Wie weit die heutigen Sozialdemokraten in der Frage der Wahl des Weges auseinandergehen, wird sofort ersichtlich, wenn man die kaukasische Resolution der Neu-Iskristen mit der Resolution des 3. Parteitages der Sozialdemokratischen Arbeiterpartei Russlands vergleicht. Die Resolution des Parteitages sagt: die Bourgeoisie ist inkonsequent, sie wird unbedingt suchen, uns die Errungenschaften der Revolution zu entreißen. Deshalb, Arbeiter, Genossen, bereitet euch energisch zum Kampf vor! Bewaffnet euch, bringt die Bauernschaft auf eure Seite! Wir werden unsere revolutionären Errungenschaften der eigennützigen Bourgeoisie nicht ohne Kampf abtreten. Die Resolution der kaukasischen Neu-Iskristen sagt: die Bourgeoisie ist nicht konsequent, sie kann sich von der Revolution lossagen. Deshalb, Arbeiter, Genossen, denkt bitte nicht an eine Teilnahme an der provisorischen Regierung, denn dann würde die Bourgeoisie bestimmt abschwenken und der Schwung der Revolution würde abnehmen!

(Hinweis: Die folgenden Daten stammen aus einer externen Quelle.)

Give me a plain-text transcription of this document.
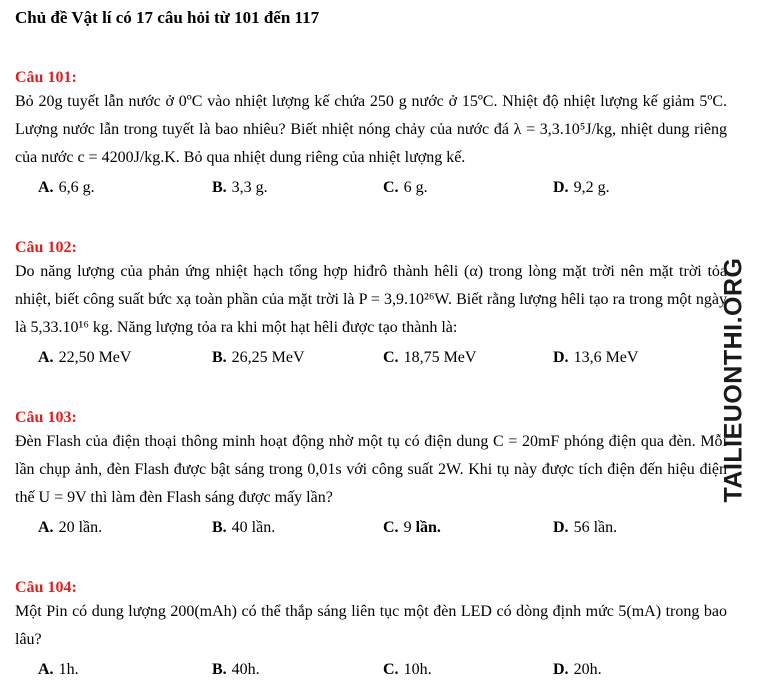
Chủ đề Vật lí có 17 câu hỏi từ 101 đến 117
Câu 101:
Bỏ 20g tuyết lẫn nước ở 0ºC vào nhiệt lượng kế chứa 250 g nước ở 15ºC. Nhiệt độ nhiệt lượng kế giảm 5ºC. Lượng nước lẫn trong tuyết là bao nhiêu? Biết nhiệt nóng chảy của nước đá λ = 3,3.10⁵J/kg, nhiệt dung riêng của nước c = 4200J/kg.K. Bỏ qua nhiệt dung riêng của nhiệt lượng kế.
A. 6,6 g.	B. 3,3 g.	C. 6 g.	D. 9,2 g.
Câu 102:
Do năng lượng của phản ứng nhiệt hạch tổng hợp hiđrô thành hêli (α) trong lòng mặt trời nên mặt trời tỏa nhiệt, biết công suất bức xạ toàn phần của mặt trời là P = 3,9.10²⁶W. Biết rằng lượng hêli tạo ra trong một ngày là 5,33.10¹⁶ kg. Năng lượng tỏa ra khi một hạt hêli được tạo thành là:
A. 22,50 MeV	B. 26,25 MeV	C. 18,75 MeV	D. 13,6 MeV
Câu 103:
Đèn Flash của điện thoại thông minh hoạt động nhờ một tụ có điện dung C = 20mF phóng điện qua đèn. Mỗi lần chụp ảnh, đèn Flash được bật sáng trong 0,01s với công suất 2W. Khi tụ này được tích điện đến hiệu điện thế U = 9V thì làm đèn Flash sáng được mấy lần?
A. 20 lần.	B. 40 lần.	C. 9 lần.	D. 56 lần.
Câu 104:
Một Pin có dung lượng 200(mAh) có thể thắp sáng liên tục một đèn LED có dòng định mức 5(mA) trong bao lâu?
A. 1h.	B. 40h.	C. 10h.	D. 20h.
TAILIEUONTHI.ORG
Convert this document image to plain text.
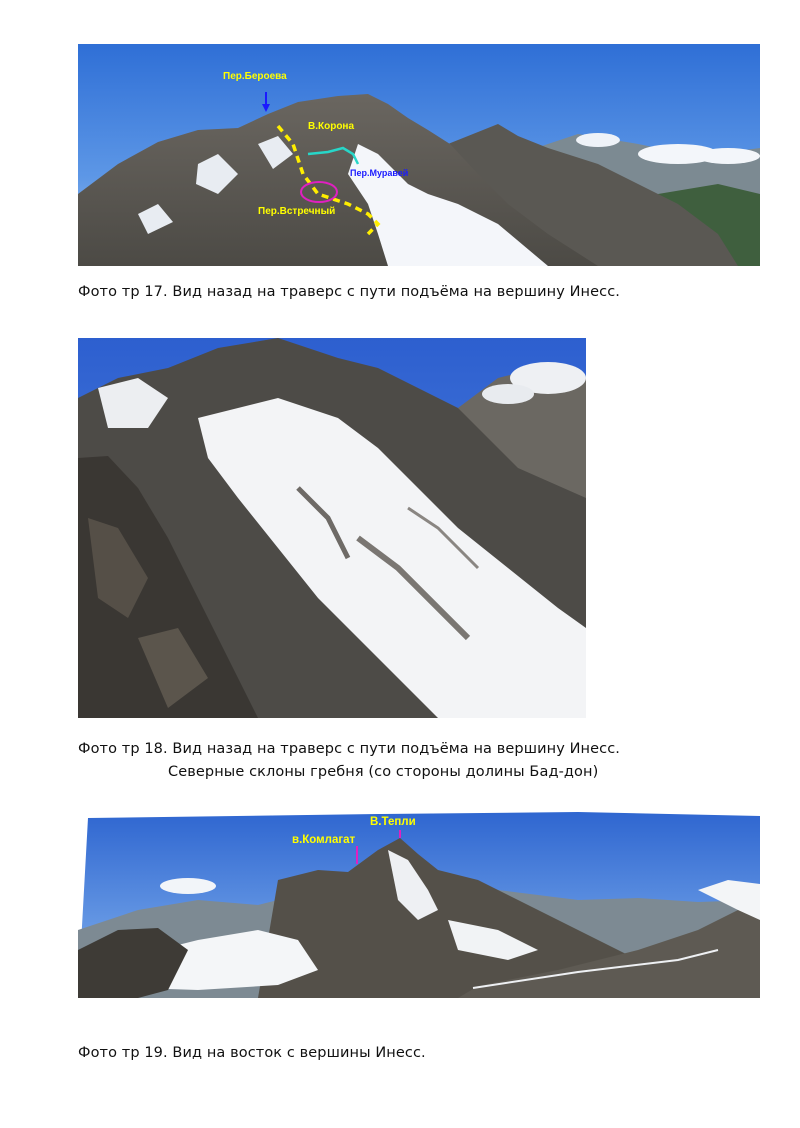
Пер.Бероева
В.Корона
Пер.Муравей
Пер.Встречный
Фото тр 17. Вид назад на траверс с пути подъёма на вершину Инесс.
Фото тр 18. Вид назад на траверс с пути подъёма на вершину Инесс.
Северные склоны гребня (со стороны долины Бад-дон)
В.Тепли
в.Комлагат
Фото тр 19. Вид на восток с вершины Инесс.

Die einen sagen: Treibt die Revolution vorwärts, bis zum Ende, trotz des Widerstandes oder der Passivität der inkonsequenten Bourgeoisie!

Die anderen sagen: Denkt nicht an eine selbständige Durchführung der Revolution, denn dann würde die inkonsequente Bourgeoisie von ihr abschwenken!

Haben wir da nicht zwei diametral entgegengesetzte Wege vor uns? Ist es nicht offensichtlich, dass die eine Taktik unbedingt die andere ausschließt? Dass die erste Taktik die einzig richtige Taktik der revolutionären Sozialdemokratie, die zweite aber im Wesen eine reine Oswoboschdjenije-Taktik ist?

* Interessant ist in dieser Hinsicht der offene Brief des Herrn Struve an Jaurès, der neulich von diesem in der „Humanité" und von Herrn Struve in Nr. 72 des „Oswoboschdjenije" veröffentlicht worden ist.